La iglesia de San Martín de Mohías, en Coaña, se abarrotó este miércoles para dar el último adiós a Juan Carlos Suárez, el pescador natural de Coaña que sufrió un fatal accidente el pasado 10 de enero cuando pescaba en la costa coañesa. La denuncia de su desaparición generó un dispositivo de búsqueda sin precedentes. Sin embargo, no fue posible hallarle con vida y su cuerpo apareció, varias semanas, después en la costa de Francia. Este miércoles, al fin, su familia pudo despedirle y el párroco coañés Emmanuel González puso voz a su dolor: «Gracias a Dios, apareció. Para su familia ha sido un consuelo encontrar su cuerpo y poder darle cristiana sepultura».

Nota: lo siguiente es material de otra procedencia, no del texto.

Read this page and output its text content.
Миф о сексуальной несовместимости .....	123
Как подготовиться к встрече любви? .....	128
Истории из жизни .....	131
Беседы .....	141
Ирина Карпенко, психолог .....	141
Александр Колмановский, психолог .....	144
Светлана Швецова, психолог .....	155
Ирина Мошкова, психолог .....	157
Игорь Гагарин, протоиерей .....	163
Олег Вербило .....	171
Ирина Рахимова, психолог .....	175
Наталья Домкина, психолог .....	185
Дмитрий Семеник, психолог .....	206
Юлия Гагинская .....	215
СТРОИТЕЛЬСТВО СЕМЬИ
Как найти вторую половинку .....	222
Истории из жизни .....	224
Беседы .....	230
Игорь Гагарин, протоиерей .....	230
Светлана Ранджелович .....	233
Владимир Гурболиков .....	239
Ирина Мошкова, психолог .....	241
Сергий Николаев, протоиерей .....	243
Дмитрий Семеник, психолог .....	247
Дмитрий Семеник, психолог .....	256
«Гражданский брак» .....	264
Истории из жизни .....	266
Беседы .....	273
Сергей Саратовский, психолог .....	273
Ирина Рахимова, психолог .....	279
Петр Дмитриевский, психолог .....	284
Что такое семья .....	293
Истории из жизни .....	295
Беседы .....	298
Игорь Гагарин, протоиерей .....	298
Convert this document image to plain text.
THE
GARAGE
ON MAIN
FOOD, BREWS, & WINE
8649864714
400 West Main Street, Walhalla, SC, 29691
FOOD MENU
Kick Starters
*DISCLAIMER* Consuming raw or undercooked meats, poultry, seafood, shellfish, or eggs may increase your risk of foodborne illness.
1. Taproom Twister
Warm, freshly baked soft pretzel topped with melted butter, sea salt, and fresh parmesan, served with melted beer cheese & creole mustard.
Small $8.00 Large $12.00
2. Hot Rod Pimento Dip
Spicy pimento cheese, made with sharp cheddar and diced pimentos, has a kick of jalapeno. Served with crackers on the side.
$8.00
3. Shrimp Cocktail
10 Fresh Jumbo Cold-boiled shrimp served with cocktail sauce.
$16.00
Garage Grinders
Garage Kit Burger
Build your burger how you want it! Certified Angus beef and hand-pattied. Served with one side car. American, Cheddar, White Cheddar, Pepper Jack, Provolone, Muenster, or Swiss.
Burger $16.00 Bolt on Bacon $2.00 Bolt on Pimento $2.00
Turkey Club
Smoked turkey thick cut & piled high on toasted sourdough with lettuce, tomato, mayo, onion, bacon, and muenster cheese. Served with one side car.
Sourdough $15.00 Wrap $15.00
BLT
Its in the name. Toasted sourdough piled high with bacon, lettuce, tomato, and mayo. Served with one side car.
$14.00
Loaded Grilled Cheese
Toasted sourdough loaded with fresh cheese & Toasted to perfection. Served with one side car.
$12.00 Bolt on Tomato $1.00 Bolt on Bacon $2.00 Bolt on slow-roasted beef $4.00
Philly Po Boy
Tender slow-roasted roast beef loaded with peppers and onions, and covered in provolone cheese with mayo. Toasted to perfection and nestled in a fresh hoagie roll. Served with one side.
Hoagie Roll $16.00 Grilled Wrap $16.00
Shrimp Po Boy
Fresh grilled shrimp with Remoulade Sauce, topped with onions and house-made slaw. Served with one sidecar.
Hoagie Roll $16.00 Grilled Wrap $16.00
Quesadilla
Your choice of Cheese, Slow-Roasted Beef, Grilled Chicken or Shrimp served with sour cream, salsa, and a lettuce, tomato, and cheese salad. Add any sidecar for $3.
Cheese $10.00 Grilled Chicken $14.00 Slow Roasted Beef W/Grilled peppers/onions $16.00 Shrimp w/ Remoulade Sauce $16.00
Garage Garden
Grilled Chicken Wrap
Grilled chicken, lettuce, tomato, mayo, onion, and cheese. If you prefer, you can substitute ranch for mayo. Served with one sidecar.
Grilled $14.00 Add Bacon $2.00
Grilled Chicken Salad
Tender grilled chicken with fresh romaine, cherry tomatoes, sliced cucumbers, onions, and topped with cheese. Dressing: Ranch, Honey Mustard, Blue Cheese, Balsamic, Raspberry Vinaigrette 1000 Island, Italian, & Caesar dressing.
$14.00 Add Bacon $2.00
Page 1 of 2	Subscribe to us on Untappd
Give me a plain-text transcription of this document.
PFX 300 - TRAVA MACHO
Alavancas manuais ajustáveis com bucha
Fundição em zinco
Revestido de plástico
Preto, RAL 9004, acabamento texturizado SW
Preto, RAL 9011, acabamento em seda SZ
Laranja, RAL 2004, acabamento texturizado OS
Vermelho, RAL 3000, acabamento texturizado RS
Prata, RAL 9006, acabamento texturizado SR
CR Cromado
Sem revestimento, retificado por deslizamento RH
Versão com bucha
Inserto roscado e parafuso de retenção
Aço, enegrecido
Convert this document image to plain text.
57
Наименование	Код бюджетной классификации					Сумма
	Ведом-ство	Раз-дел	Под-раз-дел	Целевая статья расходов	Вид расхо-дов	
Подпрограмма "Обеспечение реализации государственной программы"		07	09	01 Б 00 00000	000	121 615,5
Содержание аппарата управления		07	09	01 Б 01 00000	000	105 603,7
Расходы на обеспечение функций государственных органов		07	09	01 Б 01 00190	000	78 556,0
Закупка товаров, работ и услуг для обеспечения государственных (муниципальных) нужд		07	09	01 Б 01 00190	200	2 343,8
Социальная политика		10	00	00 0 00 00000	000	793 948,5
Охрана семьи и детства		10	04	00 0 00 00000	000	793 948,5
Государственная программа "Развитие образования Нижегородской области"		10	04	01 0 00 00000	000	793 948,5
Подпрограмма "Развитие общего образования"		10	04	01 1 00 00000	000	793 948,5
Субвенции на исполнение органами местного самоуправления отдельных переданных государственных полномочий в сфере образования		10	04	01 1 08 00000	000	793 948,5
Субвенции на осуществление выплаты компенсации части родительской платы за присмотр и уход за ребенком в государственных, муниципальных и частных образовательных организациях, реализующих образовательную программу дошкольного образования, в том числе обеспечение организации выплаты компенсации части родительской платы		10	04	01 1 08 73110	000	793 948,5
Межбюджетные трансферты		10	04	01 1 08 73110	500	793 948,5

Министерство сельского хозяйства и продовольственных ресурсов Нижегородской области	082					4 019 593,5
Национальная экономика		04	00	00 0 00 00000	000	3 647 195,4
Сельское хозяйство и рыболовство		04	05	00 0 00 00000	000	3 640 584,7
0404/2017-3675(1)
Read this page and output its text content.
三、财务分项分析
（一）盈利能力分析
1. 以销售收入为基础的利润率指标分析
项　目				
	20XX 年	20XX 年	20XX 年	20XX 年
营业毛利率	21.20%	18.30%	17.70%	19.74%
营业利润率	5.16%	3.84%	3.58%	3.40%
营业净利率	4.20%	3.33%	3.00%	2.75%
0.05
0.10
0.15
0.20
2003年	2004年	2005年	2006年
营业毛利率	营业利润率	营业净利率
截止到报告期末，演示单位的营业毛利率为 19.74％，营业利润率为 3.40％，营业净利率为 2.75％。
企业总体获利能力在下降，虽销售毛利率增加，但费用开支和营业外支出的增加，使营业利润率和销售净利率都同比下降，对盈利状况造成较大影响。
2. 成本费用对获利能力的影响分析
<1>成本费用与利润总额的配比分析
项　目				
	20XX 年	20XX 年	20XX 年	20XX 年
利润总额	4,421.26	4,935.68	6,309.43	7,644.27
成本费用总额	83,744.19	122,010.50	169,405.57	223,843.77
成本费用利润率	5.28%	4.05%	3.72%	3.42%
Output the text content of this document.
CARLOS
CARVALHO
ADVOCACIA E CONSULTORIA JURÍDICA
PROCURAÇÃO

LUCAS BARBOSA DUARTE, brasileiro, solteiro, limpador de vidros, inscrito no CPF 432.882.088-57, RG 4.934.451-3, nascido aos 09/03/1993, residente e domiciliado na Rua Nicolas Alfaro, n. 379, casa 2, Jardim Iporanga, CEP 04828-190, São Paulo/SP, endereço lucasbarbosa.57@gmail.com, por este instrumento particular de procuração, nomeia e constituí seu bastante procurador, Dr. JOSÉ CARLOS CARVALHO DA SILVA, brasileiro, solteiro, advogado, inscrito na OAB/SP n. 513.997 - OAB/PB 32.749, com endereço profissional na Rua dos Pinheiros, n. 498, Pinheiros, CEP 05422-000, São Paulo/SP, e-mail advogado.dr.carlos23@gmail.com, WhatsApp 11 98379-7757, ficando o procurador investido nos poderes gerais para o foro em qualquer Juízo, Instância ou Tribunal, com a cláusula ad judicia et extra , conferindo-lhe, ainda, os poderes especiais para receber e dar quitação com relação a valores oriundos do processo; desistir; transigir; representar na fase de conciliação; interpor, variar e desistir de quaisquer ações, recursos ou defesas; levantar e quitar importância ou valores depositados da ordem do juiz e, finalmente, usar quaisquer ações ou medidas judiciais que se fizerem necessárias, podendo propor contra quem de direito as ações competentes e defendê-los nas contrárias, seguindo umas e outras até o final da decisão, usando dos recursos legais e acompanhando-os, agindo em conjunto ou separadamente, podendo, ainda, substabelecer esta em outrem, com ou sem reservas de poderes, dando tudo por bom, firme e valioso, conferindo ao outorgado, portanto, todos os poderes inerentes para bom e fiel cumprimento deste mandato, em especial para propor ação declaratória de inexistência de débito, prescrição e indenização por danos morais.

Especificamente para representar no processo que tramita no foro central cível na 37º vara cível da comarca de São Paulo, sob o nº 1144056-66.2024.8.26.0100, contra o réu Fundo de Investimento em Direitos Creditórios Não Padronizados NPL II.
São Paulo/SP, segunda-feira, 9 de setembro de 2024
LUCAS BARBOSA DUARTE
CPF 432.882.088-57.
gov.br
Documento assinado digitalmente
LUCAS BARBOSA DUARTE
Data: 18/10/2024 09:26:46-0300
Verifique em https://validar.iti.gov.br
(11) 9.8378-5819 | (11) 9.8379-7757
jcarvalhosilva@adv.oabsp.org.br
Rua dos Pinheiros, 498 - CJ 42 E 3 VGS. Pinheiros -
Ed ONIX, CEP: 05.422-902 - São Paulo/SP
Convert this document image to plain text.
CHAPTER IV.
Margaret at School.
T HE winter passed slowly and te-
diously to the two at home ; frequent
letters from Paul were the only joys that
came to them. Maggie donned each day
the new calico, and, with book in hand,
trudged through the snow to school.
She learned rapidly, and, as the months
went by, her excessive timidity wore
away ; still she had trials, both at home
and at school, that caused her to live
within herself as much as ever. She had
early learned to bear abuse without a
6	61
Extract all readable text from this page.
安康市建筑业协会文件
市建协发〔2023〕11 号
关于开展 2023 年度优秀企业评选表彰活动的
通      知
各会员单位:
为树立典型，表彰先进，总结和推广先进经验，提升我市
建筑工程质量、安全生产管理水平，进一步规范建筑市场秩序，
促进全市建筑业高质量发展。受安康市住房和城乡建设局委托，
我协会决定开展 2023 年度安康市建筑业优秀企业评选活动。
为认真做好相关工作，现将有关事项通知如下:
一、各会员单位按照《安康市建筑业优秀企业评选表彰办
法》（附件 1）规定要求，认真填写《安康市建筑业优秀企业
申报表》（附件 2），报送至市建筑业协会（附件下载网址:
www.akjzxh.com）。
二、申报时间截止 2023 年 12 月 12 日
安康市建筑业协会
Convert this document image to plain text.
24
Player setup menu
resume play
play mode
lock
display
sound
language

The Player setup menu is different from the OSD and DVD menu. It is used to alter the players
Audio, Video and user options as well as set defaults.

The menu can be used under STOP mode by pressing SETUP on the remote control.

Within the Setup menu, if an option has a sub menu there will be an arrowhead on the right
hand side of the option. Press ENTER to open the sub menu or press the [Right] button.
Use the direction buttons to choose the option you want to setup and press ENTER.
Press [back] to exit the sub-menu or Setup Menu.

González, acompañado por otros dos párrocos, se refirió al calvario vivido por sus seres queridos por perderle «en estas circunstancias tan particulares y dolorosas». Recordó el párroco la pasión del fallecido, popularmente conocido como Juancho, por la pesca y la naturaleza. «Ha partido en un sitio familiar para él y donde se encontraba muy a gusto», añadió, en su intervención en la que recordó el sentido «ambivalente» del agua, clave en el bautismo y en la vida, pero, también, «un lugar donde se puede encontrar la muerte».
Apasionado de la naturaleza
El fallecido, de 54 años, casado y con dos hijos, era un apasionado de la pesca desde niño. Natural de Medal, donde sigue residiendo parte de su familia, el hombre vivía en Avilés donde regentaba una empresa de construcción. Sin embargo, era un asiduo del concejo, donde acostumbraba a pescar. Su última pista fue en las inmediaciones de Punta Engaramada, un lugar, recordaban ayer los vecinos, «por donde pasó mil veces desde niño». Sin embargo, por razones que se desconocen, se precipitó al mar y se le perdió la vista.
El pasado 15 de marzo trascendió el hallazgo de su cuerpo varios días antes en el Golfo de Vizcaya. Tras hacer la pertinente identificación del cadáver, el cuerpo regresó a casa y este miércoles recibió cristiana sepultura en el cementerio de la parroquia de Mohías.
Fueron muchos los vecinos y familiares que se acercaron al funeral, abarrotando los accesos y el interior del templo coañés. La sensación compartida fue de tristeza, pero también de alivio por poder cerrar, en parte, «un largo y doloroso proceso».